Par ailleurs, interrogée sur les ambitions du Maroc en matière d’hydrogène vert, Leila Benali a souligné la pertinence des choix stratégiques opérés par le pays depuis les années 1990. Elle a insisté sur le fait que l’accès au rang de leader mondial dans ce domaine repose avant tout sur la compétitivité des projets développés.
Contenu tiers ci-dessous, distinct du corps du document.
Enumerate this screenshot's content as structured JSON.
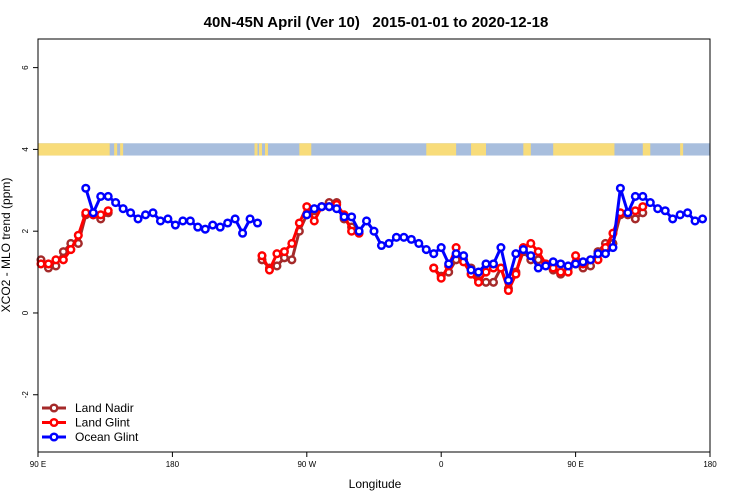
{
  "chart_data": {
    "type": "line",
    "title": "40N-45N April (Ver 10)   2015-01-01 to 2020-12-18",
    "xlabel": "Longitude",
    "ylabel": "XCO2 - MLO trend (ppm)",
    "xlim": [
      0,
      450
    ],
    "ylim": [
      -3.4,
      6.7
    ],
    "x_ticks": [
      {
        "v": 0,
        "label": "90 E"
      },
      {
        "v": 90,
        "label": "180"
      },
      {
        "v": 180,
        "label": "90 W"
      },
      {
        "v": 270,
        "label": "0"
      },
      {
        "v": 360,
        "label": "90 E"
      },
      {
        "v": 450,
        "label": "180"
      }
    ],
    "y_ticks": [
      {
        "v": -2,
        "label": "-2"
      },
      {
        "v": 0,
        "label": "0"
      },
      {
        "v": 2,
        "label": "2"
      },
      {
        "v": 4,
        "label": "4"
      },
      {
        "v": 6,
        "label": "6"
      }
    ],
    "land_ocean_strip": {
      "ymin": 3.85,
      "ymax": 4.15,
      "land_color": "#f8dc7a",
      "ocean_color": "#a8bedd"
    },
    "land_ranges": [
      [
        0,
        48
      ],
      [
        51,
        53
      ],
      [
        55,
        57
      ],
      [
        145,
        147
      ],
      [
        148,
        150
      ],
      [
        152,
        154
      ],
      [
        175,
        183
      ],
      [
        260,
        280
      ],
      [
        290,
        300
      ],
      [
        325,
        330
      ],
      [
        345,
        386
      ],
      [
        405,
        410
      ],
      [
        430,
        432
      ]
    ],
    "grid": false,
    "legend_position": "bottom-left",
    "series": [
      {
        "name": "Land Nadir",
        "color": "#a52a2a",
        "segments": [
          [
            [
              2,
              1.3
            ],
            [
              7,
              1.1
            ],
            [
              12,
              1.15
            ],
            [
              17,
              1.5
            ],
            [
              22,
              1.7
            ],
            [
              27,
              1.7
            ],
            [
              32,
              2.4
            ],
            [
              37,
              2.4
            ],
            [
              42,
              2.3
            ],
            [
              47,
              2.45
            ]
          ],
          [
            [
              150,
              1.3
            ],
            [
              155,
              1.1
            ],
            [
              160,
              1.15
            ],
            [
              165,
              1.35
            ],
            [
              170,
              1.3
            ],
            [
              175,
              2.0
            ],
            [
              180,
              2.4
            ],
            [
              185,
              2.5
            ],
            [
              190,
              2.6
            ],
            [
              195,
              2.7
            ],
            [
              200,
              2.7
            ],
            [
              205,
              2.3
            ],
            [
              210,
              2.1
            ]
          ],
          [
            [
              265,
              1.1
            ],
            [
              270,
              0.9
            ],
            [
              275,
              1.0
            ],
            [
              280,
              1.3
            ],
            [
              285,
              1.3
            ],
            [
              290,
              1.1
            ],
            [
              295,
              0.8
            ],
            [
              300,
              0.75
            ],
            [
              305,
              0.75
            ],
            [
              310,
              1.1
            ],
            [
              315,
              0.6
            ],
            [
              320,
              1.0
            ],
            [
              325,
              1.5
            ],
            [
              330,
              1.3
            ],
            [
              335,
              1.3
            ],
            [
              340,
              1.2
            ],
            [
              345,
              1.05
            ],
            [
              350,
              0.95
            ],
            [
              355,
              1.1
            ],
            [
              360,
              1.2
            ],
            [
              365,
              1.1
            ],
            [
              370,
              1.15
            ],
            [
              375,
              1.5
            ],
            [
              380,
              1.7
            ],
            [
              385,
              1.7
            ],
            [
              390,
              2.4
            ],
            [
              395,
              2.4
            ],
            [
              400,
              2.3
            ],
            [
              405,
              2.45
            ]
          ]
        ]
      },
      {
        "name": "Land Glint",
        "color": "#ff0000",
        "segments": [
          [
            [
              2,
              1.2
            ],
            [
              7,
              1.2
            ],
            [
              12,
              1.3
            ],
            [
              17,
              1.3
            ],
            [
              22,
              1.55
            ],
            [
              27,
              1.9
            ],
            [
              32,
              2.45
            ],
            [
              37,
              2.4
            ],
            [
              42,
              2.4
            ],
            [
              47,
              2.5
            ]
          ],
          [
            [
              150,
              1.4
            ],
            [
              155,
              1.05
            ],
            [
              160,
              1.45
            ],
            [
              165,
              1.5
            ],
            [
              170,
              1.7
            ],
            [
              175,
              2.2
            ],
            [
              180,
              2.6
            ],
            [
              185,
              2.25
            ],
            [
              190,
              2.6
            ],
            [
              195,
              2.6
            ],
            [
              200,
              2.65
            ],
            [
              205,
              2.4
            ],
            [
              210,
              2.0
            ],
            [
              215,
              1.95
            ]
          ],
          [
            [
              265,
              1.1
            ],
            [
              270,
              0.85
            ],
            [
              275,
              1.15
            ],
            [
              280,
              1.6
            ],
            [
              285,
              1.25
            ],
            [
              290,
              0.95
            ],
            [
              295,
              0.75
            ],
            [
              300,
              1.0
            ],
            [
              305,
              1.1
            ],
            [
              310,
              1.1
            ],
            [
              315,
              0.55
            ],
            [
              320,
              0.95
            ],
            [
              325,
              1.6
            ],
            [
              330,
              1.7
            ],
            [
              335,
              1.5
            ],
            [
              340,
              1.2
            ],
            [
              345,
              1.1
            ],
            [
              350,
              1.0
            ],
            [
              355,
              1.0
            ],
            [
              360,
              1.4
            ],
            [
              365,
              1.2
            ],
            [
              370,
              1.3
            ],
            [
              375,
              1.3
            ],
            [
              380,
              1.6
            ],
            [
              385,
              1.95
            ],
            [
              390,
              2.45
            ],
            [
              395,
              2.45
            ],
            [
              400,
              2.5
            ],
            [
              405,
              2.6
            ]
          ]
        ]
      },
      {
        "name": "Ocean Glint",
        "color": "#0000ff",
        "segments": [
          [
            [
              32,
              3.05
            ],
            [
              37,
              2.45
            ],
            [
              42,
              2.85
            ],
            [
              47,
              2.85
            ],
            [
              52,
              2.7
            ],
            [
              57,
              2.55
            ],
            [
              62,
              2.45
            ],
            [
              67,
              2.3
            ],
            [
              72,
              2.4
            ],
            [
              77,
              2.45
            ],
            [
              82,
              2.25
            ],
            [
              87,
              2.3
            ],
            [
              92,
              2.15
            ],
            [
              97,
              2.25
            ],
            [
              102,
              2.25
            ],
            [
              107,
              2.1
            ],
            [
              112,
              2.05
            ],
            [
              117,
              2.15
            ],
            [
              122,
              2.1
            ],
            [
              127,
              2.2
            ],
            [
              132,
              2.3
            ],
            [
              137,
              1.95
            ],
            [
              142,
              2.3
            ],
            [
              147,
              2.2
            ]
          ],
          [
            [
              180,
              2.4
            ],
            [
              185,
              2.55
            ],
            [
              190,
              2.6
            ],
            [
              195,
              2.6
            ],
            [
              200,
              2.55
            ],
            [
              205,
              2.35
            ],
            [
              210,
              2.35
            ],
            [
              215,
              2.0
            ],
            [
              220,
              2.25
            ],
            [
              225,
              2.0
            ],
            [
              230,
              1.65
            ],
            [
              235,
              1.7
            ],
            [
              240,
              1.85
            ],
            [
              245,
              1.85
            ],
            [
              250,
              1.8
            ],
            [
              255,
              1.7
            ],
            [
              260,
              1.55
            ],
            [
              265,
              1.45
            ],
            [
              270,
              1.6
            ],
            [
              275,
              1.2
            ],
            [
              280,
              1.45
            ],
            [
              285,
              1.4
            ],
            [
              290,
              1.05
            ],
            [
              295,
              1.0
            ],
            [
              300,
              1.2
            ],
            [
              305,
              1.2
            ],
            [
              310,
              1.6
            ],
            [
              315,
              0.8
            ],
            [
              320,
              1.45
            ],
            [
              325,
              1.55
            ],
            [
              330,
              1.4
            ],
            [
              335,
              1.1
            ],
            [
              340,
              1.15
            ],
            [
              345,
              1.25
            ],
            [
              350,
              1.2
            ],
            [
              355,
              1.15
            ],
            [
              360,
              1.2
            ],
            [
              365,
              1.25
            ],
            [
              370,
              1.3
            ],
            [
              375,
              1.45
            ],
            [
              380,
              1.45
            ],
            [
              385,
              1.6
            ],
            [
              390,
              3.05
            ],
            [
              395,
              2.45
            ],
            [
              400,
              2.85
            ],
            [
              405,
              2.85
            ],
            [
              410,
              2.7
            ],
            [
              415,
              2.55
            ],
            [
              420,
              2.5
            ],
            [
              425,
              2.3
            ],
            [
              430,
              2.4
            ],
            [
              435,
              2.45
            ],
            [
              440,
              2.25
            ],
            [
              445,
              2.3
            ]
          ]
        ]
      }
    ]
  }
}
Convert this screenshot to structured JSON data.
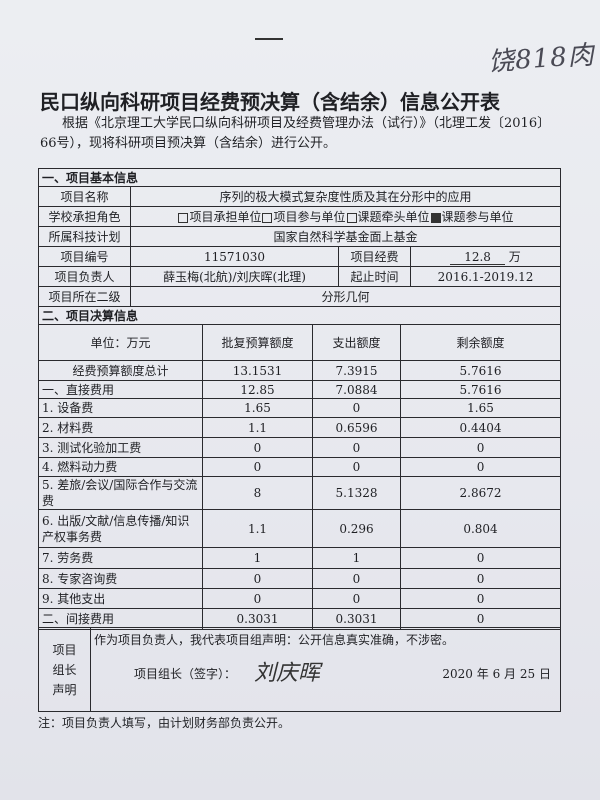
{
  "handwriting": "饶818肉",
  "title": "民口纵向科研项目经费预决算（含结余）信息公开表",
  "intro": "根据《北京理工大学民口纵向科研项目及经费管理办法（试行）》（北理工发〔2016〕66号），现将科研项目预决算（含结余）进行公开。",
  "section1": {
    "heading": "一、项目基本信息",
    "name_label": "项目名称",
    "name_value": "序列的极大模式复杂度性质及其在分形中的应用",
    "role_label": "学校承担角色",
    "roles": [
      {
        "label": "项目承担单位",
        "checked": false
      },
      {
        "label": "项目参与单位",
        "checked": false
      },
      {
        "label": "课题牵头单位",
        "checked": false
      },
      {
        "label": "课题参与单位",
        "checked": true
      }
    ],
    "plan_label": "所属科技计划",
    "plan_value": "国家自然科学基金面上基金",
    "number_label": "项目编号",
    "number_value": "11571030",
    "funding_label": "项目经费",
    "funding_value": "12.8",
    "funding_unit": "万",
    "leader_label": "项目负责人",
    "leader_value": "薛玉梅(北航)/刘庆晖(北理)",
    "period_label": "起止时间",
    "period_value": "2016.1-2019.12",
    "discipline_label": "项目所在二级",
    "discipline_value": "分形几何"
  },
  "section2": {
    "heading": "二、项目决算信息",
    "columns": [
      "单位：万元",
      "批复预算额度",
      "支出额度",
      "剩余额度"
    ],
    "rows": [
      {
        "item": "经费预算额度总计",
        "budget": "13.1531",
        "spent": "7.3915",
        "remaining": "5.7616"
      },
      {
        "item": "一、直接费用",
        "budget": "12.85",
        "spent": "7.0884",
        "remaining": "5.7616"
      },
      {
        "item": "1. 设备费",
        "budget": "1.65",
        "spent": "0",
        "remaining": "1.65"
      },
      {
        "item": "2. 材料费",
        "budget": "1.1",
        "spent": "0.6596",
        "remaining": "0.4404"
      },
      {
        "item": "3. 测试化验加工费",
        "budget": "0",
        "spent": "0",
        "remaining": "0"
      },
      {
        "item": "4. 燃料动力费",
        "budget": "0",
        "spent": "0",
        "remaining": "0"
      },
      {
        "item": "5. 差旅/会议/国际合作与交流费",
        "budget": "8",
        "spent": "5.1328",
        "remaining": "2.8672"
      },
      {
        "item": "6. 出版/文献/信息传播/知识产权事务费",
        "budget": "1.1",
        "spent": "0.296",
        "remaining": "0.804"
      },
      {
        "item": "7. 劳务费",
        "budget": "1",
        "spent": "1",
        "remaining": "0"
      },
      {
        "item": "8. 专家咨询费",
        "budget": "0",
        "spent": "0",
        "remaining": "0"
      },
      {
        "item": "9. 其他支出",
        "budget": "0",
        "spent": "0",
        "remaining": "0"
      },
      {
        "item": "二、间接费用",
        "budget": "0.3031",
        "spent": "0.3031",
        "remaining": "0"
      }
    ]
  },
  "statement": {
    "label": "项目组长声明",
    "text": "作为项目负责人，我代表项目组声明：公开信息真实准确，不涉密。",
    "sign_label": "项目组长（签字）：",
    "signature": "刘庆晖",
    "year": "2020",
    "year_unit": "年",
    "month": "6",
    "month_unit": "月",
    "day": "25",
    "day_unit": "日"
  },
  "note": "注：项目负责人填写，由计划财务部负责公开。"
}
Hydrogène vert: la maîtrise des risques, un impératif

L’offre marocaine en hydrogène vert constitue, selon elle, un cadre de référence clair pour les investisseurs nationaux et internationaux. Le rôle du ministère dans ce domaine se concentre notamment sur la gouvernance de cette offre, en favorisant la mutualisation des infrastructures. Ce qui inclut le partage de réseaux de transport de l’hydrogène, les stations de dessalement, les cavités salines pour le stockage, ainsi que les zones industrielles intégrées. Cette approche vise à réduire les coûts et à améliorer la compétitivité globale des projets, condition essentielle pour s’imposer sur le marché international.

La ministre a également souligné l’importance de la gestion des risques, qu’ils soient technologiques ou géopolitiques, dans le déploiement de cette filière.

Enfin, elle a rappelé que le Maroc bénéficie d’une expérience de plus de 30 ans dans le financement des projets énergétiques et de 15 ans dans les technologies vertes, tout en adoptant une démarche progressive dans la sélection et la mise en œuvre des projets liés à l’hydrogène vert.